The parent-child relationship is not a wrong way of illustrating the employer-employee relationship. Employees often come to an organization with the full engagement and commitment to really make a difference. Some organizations allow and even support that. A beautiful example is this welcome message new Apple employees get on their first day.

However, more and more organizations, due to free rider behaviour of some shareholders and some members of management fail to honor that commitment of their collaborators. Which leads to loss of engagement, loss of identification and loss of true risk management capability.

Organizational fear lives with those accountable

Because, and this is essential to understand, any fear reaction exhibited by an organization is the manifestation of a risk averse reaction by its accountable collaborators. Hence, any lack thereof means there is no risk averse reaction by its accountable collaborators.

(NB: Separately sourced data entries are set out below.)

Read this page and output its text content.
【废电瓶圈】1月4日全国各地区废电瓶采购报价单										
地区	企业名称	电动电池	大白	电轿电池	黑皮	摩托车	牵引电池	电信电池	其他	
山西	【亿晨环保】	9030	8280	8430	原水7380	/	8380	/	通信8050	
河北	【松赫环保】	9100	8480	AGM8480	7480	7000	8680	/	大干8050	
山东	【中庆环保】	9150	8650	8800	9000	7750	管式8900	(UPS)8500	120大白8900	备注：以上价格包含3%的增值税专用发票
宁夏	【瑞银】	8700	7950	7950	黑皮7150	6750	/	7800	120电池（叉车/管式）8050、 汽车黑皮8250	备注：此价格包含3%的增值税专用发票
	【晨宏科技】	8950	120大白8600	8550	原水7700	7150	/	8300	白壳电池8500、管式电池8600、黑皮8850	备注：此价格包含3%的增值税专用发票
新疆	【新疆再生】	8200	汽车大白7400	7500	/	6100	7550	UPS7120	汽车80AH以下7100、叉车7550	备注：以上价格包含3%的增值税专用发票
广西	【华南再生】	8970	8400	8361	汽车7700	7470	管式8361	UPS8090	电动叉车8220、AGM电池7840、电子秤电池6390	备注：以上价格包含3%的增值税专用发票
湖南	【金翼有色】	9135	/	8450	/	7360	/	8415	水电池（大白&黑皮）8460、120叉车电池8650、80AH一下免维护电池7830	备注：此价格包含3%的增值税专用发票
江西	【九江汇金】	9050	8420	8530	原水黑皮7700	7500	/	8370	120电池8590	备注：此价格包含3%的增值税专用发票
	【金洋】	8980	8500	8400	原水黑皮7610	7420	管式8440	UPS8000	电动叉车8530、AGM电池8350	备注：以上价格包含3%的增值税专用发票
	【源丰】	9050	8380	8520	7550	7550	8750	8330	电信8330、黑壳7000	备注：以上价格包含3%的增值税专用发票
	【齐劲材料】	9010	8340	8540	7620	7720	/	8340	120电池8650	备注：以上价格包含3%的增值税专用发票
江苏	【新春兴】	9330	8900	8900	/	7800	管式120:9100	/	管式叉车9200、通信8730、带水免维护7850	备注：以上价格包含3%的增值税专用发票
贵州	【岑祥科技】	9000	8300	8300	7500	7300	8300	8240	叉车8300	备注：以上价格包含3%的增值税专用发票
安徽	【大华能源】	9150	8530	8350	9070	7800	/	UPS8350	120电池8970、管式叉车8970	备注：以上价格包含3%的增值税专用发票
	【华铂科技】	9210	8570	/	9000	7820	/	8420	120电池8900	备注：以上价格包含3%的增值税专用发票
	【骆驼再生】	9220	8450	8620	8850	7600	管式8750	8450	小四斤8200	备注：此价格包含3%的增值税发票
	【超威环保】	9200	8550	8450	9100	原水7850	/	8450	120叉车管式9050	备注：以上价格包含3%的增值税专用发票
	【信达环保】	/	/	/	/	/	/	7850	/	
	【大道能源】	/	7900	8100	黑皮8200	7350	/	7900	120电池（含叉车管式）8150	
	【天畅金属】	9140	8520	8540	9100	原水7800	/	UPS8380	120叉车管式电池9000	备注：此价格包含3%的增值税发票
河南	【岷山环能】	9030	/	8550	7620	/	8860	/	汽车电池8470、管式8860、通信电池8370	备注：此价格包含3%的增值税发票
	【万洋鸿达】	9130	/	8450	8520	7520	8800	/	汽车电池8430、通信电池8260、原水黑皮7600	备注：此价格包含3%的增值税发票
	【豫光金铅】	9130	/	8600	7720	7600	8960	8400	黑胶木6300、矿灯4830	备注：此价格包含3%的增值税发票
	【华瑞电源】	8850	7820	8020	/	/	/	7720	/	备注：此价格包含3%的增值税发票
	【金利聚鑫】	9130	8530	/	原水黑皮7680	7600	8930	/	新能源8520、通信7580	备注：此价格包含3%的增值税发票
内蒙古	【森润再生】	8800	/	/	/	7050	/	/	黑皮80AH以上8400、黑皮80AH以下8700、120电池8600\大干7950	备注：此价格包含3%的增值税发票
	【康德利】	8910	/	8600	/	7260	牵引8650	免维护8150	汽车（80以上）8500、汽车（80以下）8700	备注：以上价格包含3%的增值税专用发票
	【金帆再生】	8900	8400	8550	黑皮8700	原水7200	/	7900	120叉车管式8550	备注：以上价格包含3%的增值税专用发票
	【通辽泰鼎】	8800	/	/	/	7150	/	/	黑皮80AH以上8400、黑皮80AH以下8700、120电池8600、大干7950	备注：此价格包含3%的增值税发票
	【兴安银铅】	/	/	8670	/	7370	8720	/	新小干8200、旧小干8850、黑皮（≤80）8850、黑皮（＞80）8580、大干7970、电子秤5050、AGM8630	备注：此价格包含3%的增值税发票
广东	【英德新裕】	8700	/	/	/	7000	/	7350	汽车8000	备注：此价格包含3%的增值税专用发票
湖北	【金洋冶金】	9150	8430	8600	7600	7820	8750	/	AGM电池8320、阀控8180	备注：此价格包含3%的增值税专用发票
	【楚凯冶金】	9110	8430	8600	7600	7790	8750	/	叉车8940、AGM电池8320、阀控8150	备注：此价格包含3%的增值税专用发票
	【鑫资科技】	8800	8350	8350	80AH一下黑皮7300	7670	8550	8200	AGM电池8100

The accountable collaborators may have lost their link, their identification with the organization. They may no longer consider themselves accountable. Worse, they may start to exhibit free rider behavior themselves, often a corruption and fraud indicator or precursor. Rather than protecting the organization from exposure, they may point it on a road to higher and higher exposures which result in big upside risks for themselves and long term, almost certain downside risks for the rest of the organization.

So what’s next

I hope I’ve gotten everyone depressed enough.
The key question then is, is it worth considering risk management in organizations? I believe it is, I believe it is essential for long term survival, but I believe it will require a significant adaptation to traditional organizational structures.
I don’t think it needs to be the end of large corporations, but it will require a decentralization of power and management structures to make organizations more nimble and, let’s face it, more personal. People need to be able to identify with their organization to be able to exhibit good and relevant risk responses. So how do we do that? That’s fodder for another blog post.